No JSX – Faster Build & Simpler Dev
Unlike frameworks like React or Solid, Sigment does not use JSX.
Instead, you write UI directly with functions like div()
and span()
.
This has several key benefits:
- No compilation step – no Babel or JSX transforms required
- Faster development – code runs as-is without tooling overhead
- Maximum closeness to vanilla JavaScript – no custom syntax or transpilation, just native JS
You can use any standard code editor without special plugins. Code is readable, debuggable, and portable—just like writing plain DOM code, but reactive.
Creating Elements
Elements are created using tag functions like div()
, button()
, etc. These functions accept optional props and children:
div({ id: "myDiv" }, "Hello world")
// or without props
div("Hello world")
Dynamic Custom Elements with addsigment
Sigment allows adding custom tag functions dynamically via addsigment
. For example, to add a new tag function product()
, call:
addsigment("product");
After calling this, you can create elements with product()

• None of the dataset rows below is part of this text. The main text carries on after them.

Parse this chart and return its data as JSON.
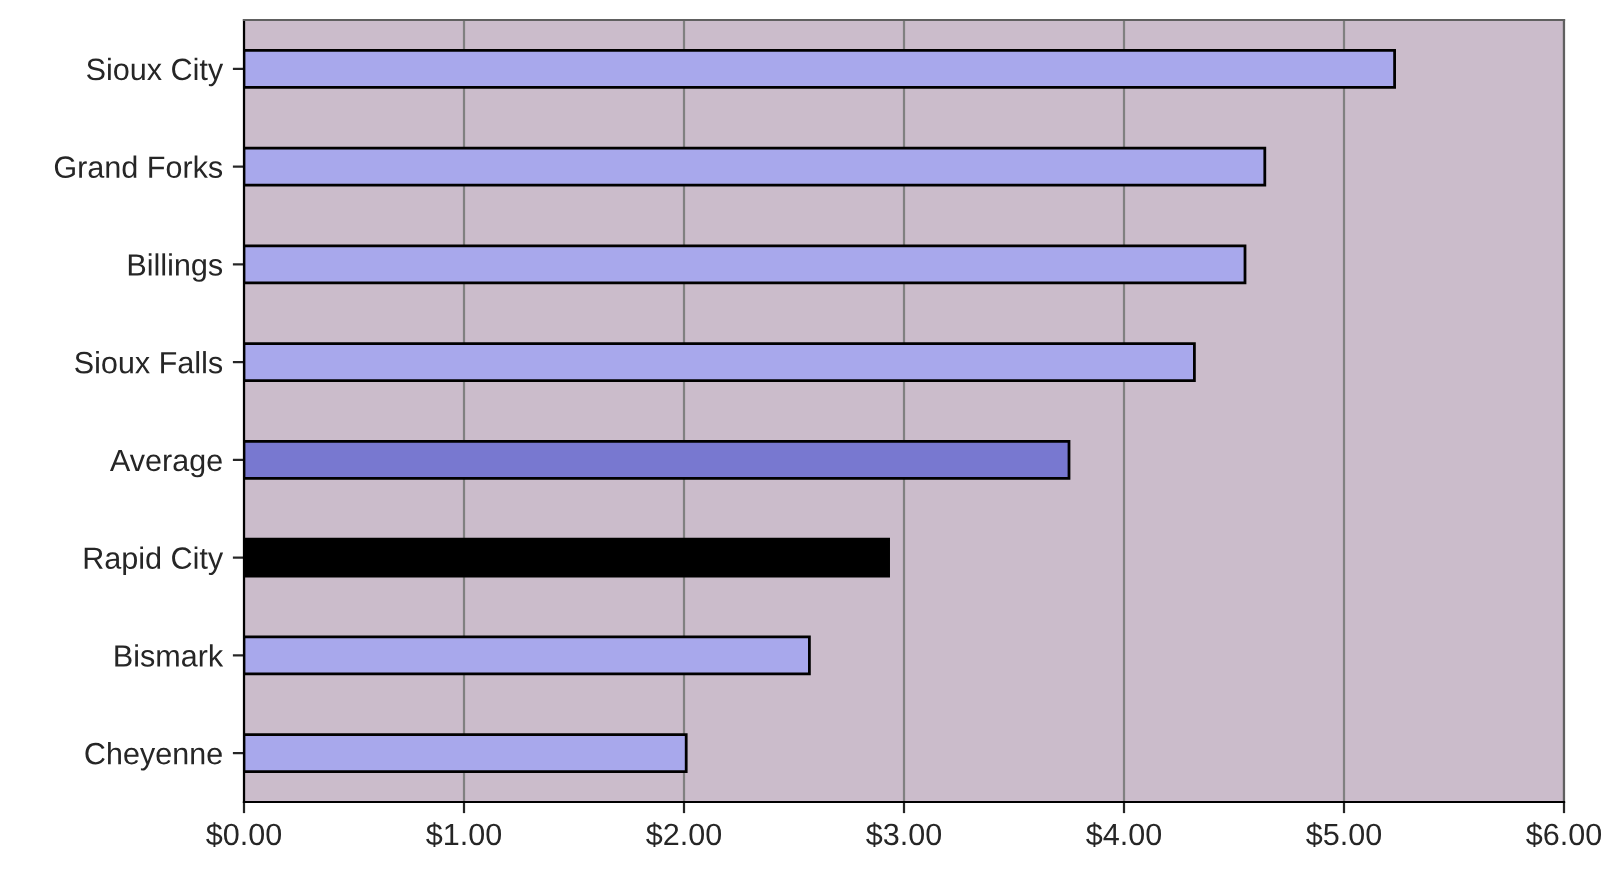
{
  "chart_data": {
    "type": "bar",
    "orientation": "horizontal",
    "categories": [
      "Sioux City",
      "Grand Forks",
      "Billings",
      "Sioux Falls",
      "Average",
      "Rapid City",
      "Bismark",
      "Cheyenne"
    ],
    "values": [
      5.23,
      4.64,
      4.55,
      4.32,
      3.75,
      2.93,
      2.57,
      2.01
    ],
    "colors": [
      "#a8a8ec",
      "#a8a8ec",
      "#a8a8ec",
      "#a8a8ec",
      "#7878d0",
      "#000000",
      "#a8a8ec",
      "#a8a8ec"
    ],
    "xlim": [
      0,
      6
    ],
    "xticks": [
      {
        "value": 0,
        "label": "$0.00"
      },
      {
        "value": 1,
        "label": "$1.00"
      },
      {
        "value": 2,
        "label": "$2.00"
      },
      {
        "value": 3,
        "label": "$3.00"
      },
      {
        "value": 4,
        "label": "$4.00"
      },
      {
        "value": 5,
        "label": "$5.00"
      },
      {
        "value": 6,
        "label": "$6.00"
      }
    ],
    "grid": "x"
  }
}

just like built-in tags. Both with or without props:
product({ class: "item" }, "Product name")
// or
product("Product name")
In TypeScript, you can declare the type for these custom tags globally:
declare global {
function product(props: Props<"div">, ...children: Child[]): HTMLElement;
function product(...children: Child[]): HTMLElement;
}
Note: Using addsigment
is optional. Most common use cases work with built-in tag functions.